Why Some Doctors Won’t Order It
The American College of Medical Genetics published a practice guideline concluding that MTHFR polymorphism testing has “minimal clinical utility” and should not be part of routine evaluation for blood clotting disorders. The CDC takes a similar position, emphasizing that having an MTHFR variant is not a disease and that most people with variants have no health problems.
This doesn’t mean the test is useless in every situation. It can be genuinely helpful for guiding methotrexate dosing or investigating persistently high homocysteine levels that haven’t responded to standard B-vitamin supplementation.

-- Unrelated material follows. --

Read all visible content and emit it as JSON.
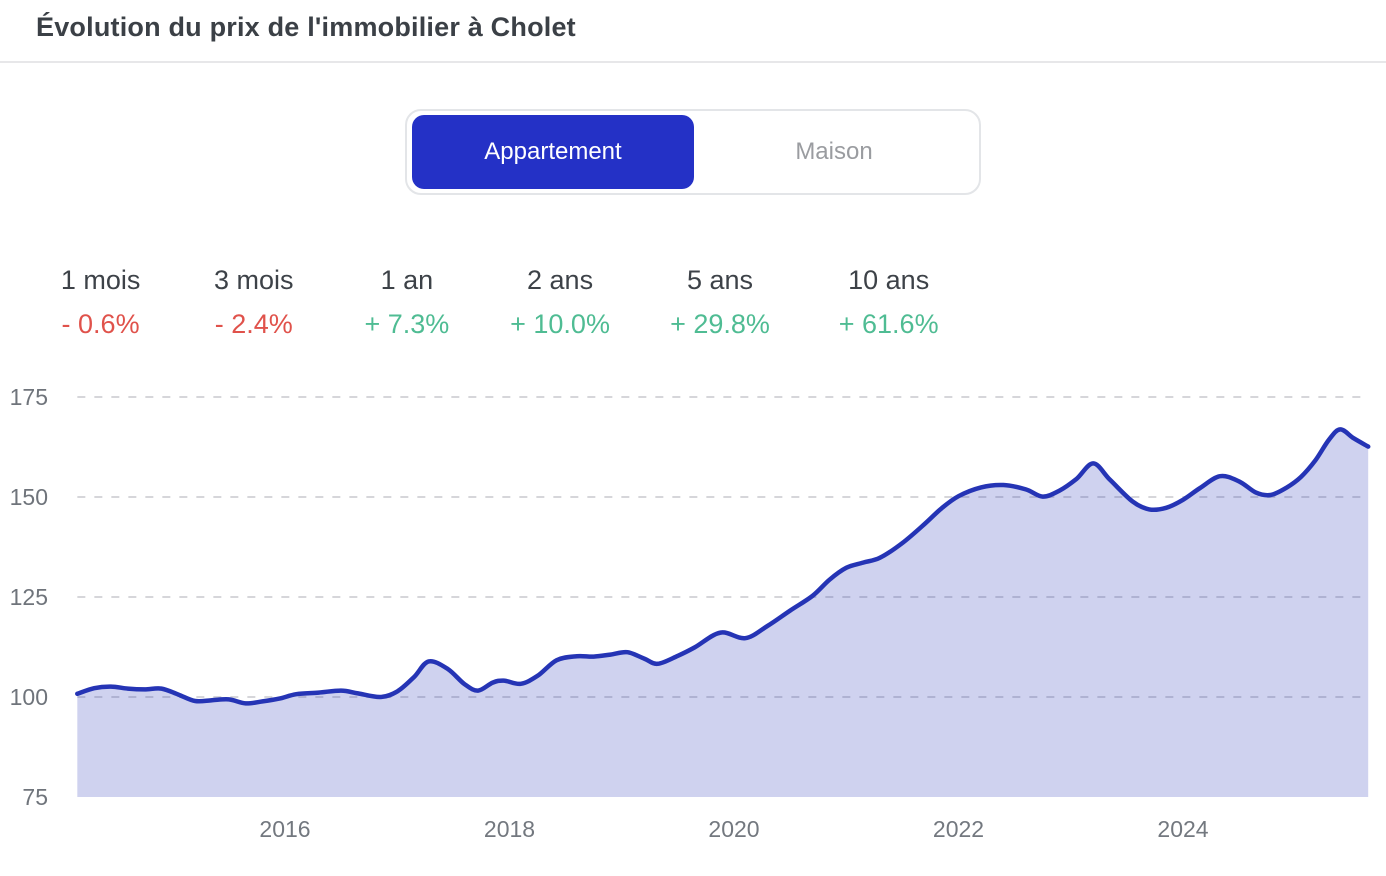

But for the broad category of “I want to know if I have a mutation,” the mainstream medical position is that the result rarely changes what your doctor would recommend. If your homocysteine is high, the treatment is the same regardless of your MTHFR status: folate and B vitamins. If your homocysteine is normal, an MTHFR variant doesn’t indicate a problem that needs solving.
What to Do With Your Results
If you test positive for one or two copies of either variant, the most common recommendation is ensuring you get enough folate, either through diet or supplements. Some providers suggest methylfolate (the already-active form of folate) rather than standard folic acid for people with two copies of the C677T variant, since their bodies are less efficient at making the conversion. This is a reasonable, low-risk approach, but it’s worth discussing with a provider rather than self-treating based on an online result.
If your test was ordered because of high homocysteine, your provider will likely check those levels again after a period of supplementation to see if they’ve normalized. The homocysteine level is ultimately what matters more than the genotype itself, because it reflects what’s actually happening in your body rather than what might theoretically happen based on your DNA.